Prosecutor: Accused Sex Offender Died While Fleeing Vigilante Gang

[Ed: The U.K. continues to lead the world in levels of unbridled hysteria over sex offenders with mob justice becoming increasingly more common.

I find it interesting that the English, renowned for their historically harsh mistreatment, both physical and psychological, of their children and, of course,
their stoicism, can become so irrational when the topic turns to kids and sex.

The Queen herself and Prince Phillip are reported to have treated their own children with an icy coldness which would be almost unimaginable today.
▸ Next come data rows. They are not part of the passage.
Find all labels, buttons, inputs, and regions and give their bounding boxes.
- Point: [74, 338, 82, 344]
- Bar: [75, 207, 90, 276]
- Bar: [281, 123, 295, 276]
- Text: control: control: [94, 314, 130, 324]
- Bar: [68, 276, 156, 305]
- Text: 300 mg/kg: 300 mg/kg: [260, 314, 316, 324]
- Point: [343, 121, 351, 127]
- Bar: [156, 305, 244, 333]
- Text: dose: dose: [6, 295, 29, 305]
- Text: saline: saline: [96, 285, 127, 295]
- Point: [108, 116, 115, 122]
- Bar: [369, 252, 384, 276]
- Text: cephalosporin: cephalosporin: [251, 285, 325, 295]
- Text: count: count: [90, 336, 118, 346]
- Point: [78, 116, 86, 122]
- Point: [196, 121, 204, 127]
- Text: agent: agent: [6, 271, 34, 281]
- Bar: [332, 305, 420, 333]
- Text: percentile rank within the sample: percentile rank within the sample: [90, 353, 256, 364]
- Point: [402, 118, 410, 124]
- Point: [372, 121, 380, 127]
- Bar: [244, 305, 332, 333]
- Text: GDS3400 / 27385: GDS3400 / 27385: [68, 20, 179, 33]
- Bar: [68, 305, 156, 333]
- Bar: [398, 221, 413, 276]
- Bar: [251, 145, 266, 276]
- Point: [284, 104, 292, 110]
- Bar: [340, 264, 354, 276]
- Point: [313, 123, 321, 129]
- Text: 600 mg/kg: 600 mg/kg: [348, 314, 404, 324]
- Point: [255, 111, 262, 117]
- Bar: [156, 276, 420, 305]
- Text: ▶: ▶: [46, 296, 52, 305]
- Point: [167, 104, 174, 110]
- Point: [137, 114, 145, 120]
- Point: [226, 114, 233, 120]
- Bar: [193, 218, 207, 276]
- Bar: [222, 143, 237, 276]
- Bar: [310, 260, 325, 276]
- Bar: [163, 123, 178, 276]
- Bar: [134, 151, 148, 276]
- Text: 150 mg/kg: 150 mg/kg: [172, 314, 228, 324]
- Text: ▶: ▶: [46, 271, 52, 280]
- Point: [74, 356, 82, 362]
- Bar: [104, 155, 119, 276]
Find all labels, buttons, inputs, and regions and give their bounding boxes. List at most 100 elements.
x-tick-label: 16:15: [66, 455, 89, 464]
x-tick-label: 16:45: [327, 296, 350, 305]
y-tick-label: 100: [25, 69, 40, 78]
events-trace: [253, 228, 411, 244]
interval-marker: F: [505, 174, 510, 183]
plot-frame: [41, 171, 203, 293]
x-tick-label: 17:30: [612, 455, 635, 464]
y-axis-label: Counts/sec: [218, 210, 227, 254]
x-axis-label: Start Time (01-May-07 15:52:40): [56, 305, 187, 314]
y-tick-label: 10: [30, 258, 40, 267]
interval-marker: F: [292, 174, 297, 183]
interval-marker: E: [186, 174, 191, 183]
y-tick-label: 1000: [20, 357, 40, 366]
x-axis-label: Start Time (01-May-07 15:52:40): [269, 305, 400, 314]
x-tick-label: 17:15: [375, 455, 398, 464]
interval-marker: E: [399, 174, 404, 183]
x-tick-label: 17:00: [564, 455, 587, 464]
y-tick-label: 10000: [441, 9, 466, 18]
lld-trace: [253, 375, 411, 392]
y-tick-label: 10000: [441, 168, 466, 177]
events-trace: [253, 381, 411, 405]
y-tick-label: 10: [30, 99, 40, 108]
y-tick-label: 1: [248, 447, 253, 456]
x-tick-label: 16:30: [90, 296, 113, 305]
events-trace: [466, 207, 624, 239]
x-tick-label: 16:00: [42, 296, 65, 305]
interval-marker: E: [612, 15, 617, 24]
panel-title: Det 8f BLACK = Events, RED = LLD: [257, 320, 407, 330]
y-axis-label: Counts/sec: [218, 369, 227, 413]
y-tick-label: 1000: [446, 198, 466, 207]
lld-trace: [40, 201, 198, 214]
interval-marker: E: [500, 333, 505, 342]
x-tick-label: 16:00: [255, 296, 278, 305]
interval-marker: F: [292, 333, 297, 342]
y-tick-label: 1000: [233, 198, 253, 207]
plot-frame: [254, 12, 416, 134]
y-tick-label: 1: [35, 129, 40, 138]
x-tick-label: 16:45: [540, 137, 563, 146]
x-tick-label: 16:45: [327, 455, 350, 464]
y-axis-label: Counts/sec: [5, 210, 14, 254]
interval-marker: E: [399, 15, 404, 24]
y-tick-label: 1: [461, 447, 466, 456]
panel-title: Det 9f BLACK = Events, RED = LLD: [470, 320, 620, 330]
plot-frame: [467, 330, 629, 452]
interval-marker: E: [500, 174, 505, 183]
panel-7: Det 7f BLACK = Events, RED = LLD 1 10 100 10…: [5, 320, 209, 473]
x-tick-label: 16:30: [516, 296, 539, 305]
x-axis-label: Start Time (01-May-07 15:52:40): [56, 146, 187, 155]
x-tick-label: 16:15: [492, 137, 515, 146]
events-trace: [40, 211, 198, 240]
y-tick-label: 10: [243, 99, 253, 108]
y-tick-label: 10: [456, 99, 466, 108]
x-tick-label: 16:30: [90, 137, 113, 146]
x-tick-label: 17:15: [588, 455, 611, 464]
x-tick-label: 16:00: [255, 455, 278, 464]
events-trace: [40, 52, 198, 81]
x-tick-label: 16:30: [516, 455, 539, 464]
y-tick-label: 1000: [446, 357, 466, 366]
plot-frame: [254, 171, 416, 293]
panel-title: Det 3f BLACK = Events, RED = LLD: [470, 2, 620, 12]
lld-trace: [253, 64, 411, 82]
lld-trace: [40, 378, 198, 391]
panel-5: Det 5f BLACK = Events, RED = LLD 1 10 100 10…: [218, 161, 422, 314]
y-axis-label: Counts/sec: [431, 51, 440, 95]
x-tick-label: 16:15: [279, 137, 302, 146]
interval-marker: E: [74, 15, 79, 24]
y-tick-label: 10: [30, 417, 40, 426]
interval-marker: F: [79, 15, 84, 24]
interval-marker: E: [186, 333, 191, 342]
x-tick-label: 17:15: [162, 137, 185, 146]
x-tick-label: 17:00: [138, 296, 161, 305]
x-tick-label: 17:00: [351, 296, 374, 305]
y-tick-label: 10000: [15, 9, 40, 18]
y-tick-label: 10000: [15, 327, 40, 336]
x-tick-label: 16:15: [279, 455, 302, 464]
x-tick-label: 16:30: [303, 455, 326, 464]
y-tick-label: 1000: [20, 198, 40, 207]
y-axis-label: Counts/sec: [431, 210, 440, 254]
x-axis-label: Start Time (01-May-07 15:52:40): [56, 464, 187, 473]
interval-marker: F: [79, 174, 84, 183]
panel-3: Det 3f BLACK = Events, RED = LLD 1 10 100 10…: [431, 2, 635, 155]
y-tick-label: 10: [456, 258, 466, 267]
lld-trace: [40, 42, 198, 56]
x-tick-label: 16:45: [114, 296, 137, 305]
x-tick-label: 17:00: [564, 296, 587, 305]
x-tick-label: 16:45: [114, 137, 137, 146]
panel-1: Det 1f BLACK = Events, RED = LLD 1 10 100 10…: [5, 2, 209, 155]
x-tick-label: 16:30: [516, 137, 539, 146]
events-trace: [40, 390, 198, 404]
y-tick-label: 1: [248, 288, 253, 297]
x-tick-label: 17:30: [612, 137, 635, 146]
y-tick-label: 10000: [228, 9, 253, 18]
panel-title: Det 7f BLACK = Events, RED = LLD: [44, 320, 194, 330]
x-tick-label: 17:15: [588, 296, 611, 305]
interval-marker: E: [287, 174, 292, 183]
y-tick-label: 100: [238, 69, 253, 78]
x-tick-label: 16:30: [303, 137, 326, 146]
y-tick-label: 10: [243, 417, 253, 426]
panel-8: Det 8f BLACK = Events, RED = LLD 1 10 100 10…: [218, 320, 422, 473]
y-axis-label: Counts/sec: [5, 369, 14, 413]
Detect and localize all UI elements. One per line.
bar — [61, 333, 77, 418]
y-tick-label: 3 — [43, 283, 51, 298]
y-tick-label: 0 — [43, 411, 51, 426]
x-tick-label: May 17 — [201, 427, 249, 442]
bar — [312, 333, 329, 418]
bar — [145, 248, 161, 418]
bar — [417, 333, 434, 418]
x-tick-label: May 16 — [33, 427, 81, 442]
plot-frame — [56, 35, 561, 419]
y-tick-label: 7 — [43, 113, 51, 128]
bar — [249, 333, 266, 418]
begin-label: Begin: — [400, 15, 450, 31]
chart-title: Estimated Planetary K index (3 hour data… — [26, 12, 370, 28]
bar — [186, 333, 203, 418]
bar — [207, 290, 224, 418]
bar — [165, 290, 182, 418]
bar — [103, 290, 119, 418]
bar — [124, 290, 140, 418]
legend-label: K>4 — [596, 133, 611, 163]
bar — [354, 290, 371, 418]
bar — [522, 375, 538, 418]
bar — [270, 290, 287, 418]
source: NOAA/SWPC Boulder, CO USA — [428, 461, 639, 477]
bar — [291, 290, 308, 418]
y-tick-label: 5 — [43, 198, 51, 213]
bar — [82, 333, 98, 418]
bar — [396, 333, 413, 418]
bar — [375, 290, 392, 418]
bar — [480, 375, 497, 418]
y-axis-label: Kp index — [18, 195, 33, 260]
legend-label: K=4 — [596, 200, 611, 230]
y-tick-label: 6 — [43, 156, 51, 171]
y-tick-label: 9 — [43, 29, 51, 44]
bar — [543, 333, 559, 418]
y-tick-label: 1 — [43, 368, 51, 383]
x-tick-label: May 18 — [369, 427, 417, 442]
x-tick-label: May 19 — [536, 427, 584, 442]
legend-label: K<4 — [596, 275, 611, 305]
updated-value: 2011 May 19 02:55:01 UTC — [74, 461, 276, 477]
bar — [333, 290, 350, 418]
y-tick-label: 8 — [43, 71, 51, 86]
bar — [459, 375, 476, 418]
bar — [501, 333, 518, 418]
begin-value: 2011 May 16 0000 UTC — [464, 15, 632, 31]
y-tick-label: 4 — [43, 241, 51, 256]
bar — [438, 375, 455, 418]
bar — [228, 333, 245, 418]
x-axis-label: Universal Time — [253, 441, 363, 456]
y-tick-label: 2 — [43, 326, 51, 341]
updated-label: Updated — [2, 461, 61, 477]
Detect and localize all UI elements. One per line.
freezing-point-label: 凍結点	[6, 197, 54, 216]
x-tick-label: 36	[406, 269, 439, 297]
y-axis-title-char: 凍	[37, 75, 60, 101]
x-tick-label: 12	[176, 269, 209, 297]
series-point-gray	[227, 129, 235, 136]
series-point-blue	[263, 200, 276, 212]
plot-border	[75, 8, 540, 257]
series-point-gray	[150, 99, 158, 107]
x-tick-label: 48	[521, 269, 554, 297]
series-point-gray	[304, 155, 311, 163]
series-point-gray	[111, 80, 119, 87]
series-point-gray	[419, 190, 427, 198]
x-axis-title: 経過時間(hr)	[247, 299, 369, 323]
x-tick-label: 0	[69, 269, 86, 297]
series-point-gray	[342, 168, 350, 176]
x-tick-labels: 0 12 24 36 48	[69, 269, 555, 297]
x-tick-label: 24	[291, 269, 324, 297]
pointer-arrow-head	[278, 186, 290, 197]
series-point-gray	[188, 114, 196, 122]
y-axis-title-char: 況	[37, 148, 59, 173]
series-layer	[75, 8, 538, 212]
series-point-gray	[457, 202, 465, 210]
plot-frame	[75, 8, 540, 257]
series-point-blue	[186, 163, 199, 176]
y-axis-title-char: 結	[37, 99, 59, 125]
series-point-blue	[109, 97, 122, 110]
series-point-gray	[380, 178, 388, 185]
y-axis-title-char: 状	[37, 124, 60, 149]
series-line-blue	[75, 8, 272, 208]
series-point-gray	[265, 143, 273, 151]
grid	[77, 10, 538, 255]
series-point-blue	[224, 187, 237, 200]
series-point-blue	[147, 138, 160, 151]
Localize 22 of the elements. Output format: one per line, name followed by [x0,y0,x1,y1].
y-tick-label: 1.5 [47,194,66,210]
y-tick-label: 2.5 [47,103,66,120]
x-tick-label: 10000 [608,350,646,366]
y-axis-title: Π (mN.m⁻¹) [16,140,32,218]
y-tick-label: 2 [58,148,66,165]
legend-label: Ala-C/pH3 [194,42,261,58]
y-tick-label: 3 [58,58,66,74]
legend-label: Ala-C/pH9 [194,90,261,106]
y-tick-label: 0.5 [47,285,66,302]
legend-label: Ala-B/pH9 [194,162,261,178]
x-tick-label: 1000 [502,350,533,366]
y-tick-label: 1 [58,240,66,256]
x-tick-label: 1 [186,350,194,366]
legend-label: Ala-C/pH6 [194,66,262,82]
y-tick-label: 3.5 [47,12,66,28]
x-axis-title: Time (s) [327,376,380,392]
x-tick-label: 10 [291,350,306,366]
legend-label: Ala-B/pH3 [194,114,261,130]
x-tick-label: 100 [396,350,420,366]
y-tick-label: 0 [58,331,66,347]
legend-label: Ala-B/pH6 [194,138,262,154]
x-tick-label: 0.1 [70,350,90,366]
And this was a model loosely emulated down the ladder of class which, upon arriving at its bottom, frequently took the form of actual child-beating.

Of course, I must hasten to add that, over the last several decades, major cultural shifts have occurred in the British Isles and that parental treatment of children has vastly improved. That
the froideur reserved for children in the past has become an anachronism in today's Britain, is certainly to the good and laudable.

But there are other characteristics, admirable qualities, which have diminished as well and I rather miss them. There was a rationalism and objectivity which seem to have completely vanished amongst
the paroxysms of grief expressed in the aftermath of Princess Diana's death. And, as in the States, the freedom of children to roam about unchaperoned by fussing adults has virtually disappeared. And then there's the blind rage which we see now today when the subject turns to "paedophiles".

I wonder if these cultural shifts are
somehow connected. One thing I am sure of: television has something to do with it. ]

A British man suspected of sexually abusing a teen fell to his death while trying to run from a group of five vigilantes, a prosecutor said Thursday.

Several individual showed up at the apartment of 44-year-old Scott Campbell in July 2008, hours after a 13-year-old boy claimed Campbell sexually assaulted him, the Manchester Evening News reported. Prosecutor Peter Cadwallader told a Manchester Crown Court that the group was armed with a variety of weapons, including a baseball bat, hammer and bicycle chain.

Campbell was able to close his door before the group could force their way in to his second floor apartment and tried to climb over his balcony in an attempt to escape as the gang banged on his front door, the Daily Mail newspaper reported. But he lost his grip on a rail and fell to the ground, dying instantly.

The five suspects allegedly tried to hide their weapons from CCTV cameras, which also captured Campbell's death.

"The only sensible conclusion is that they intended to give the man a beating,” the Manchester Evening News quoted Cadwallader as saying. “This was a vigilante group seeking revenge.”

The five suspects have been charged with manslaughter.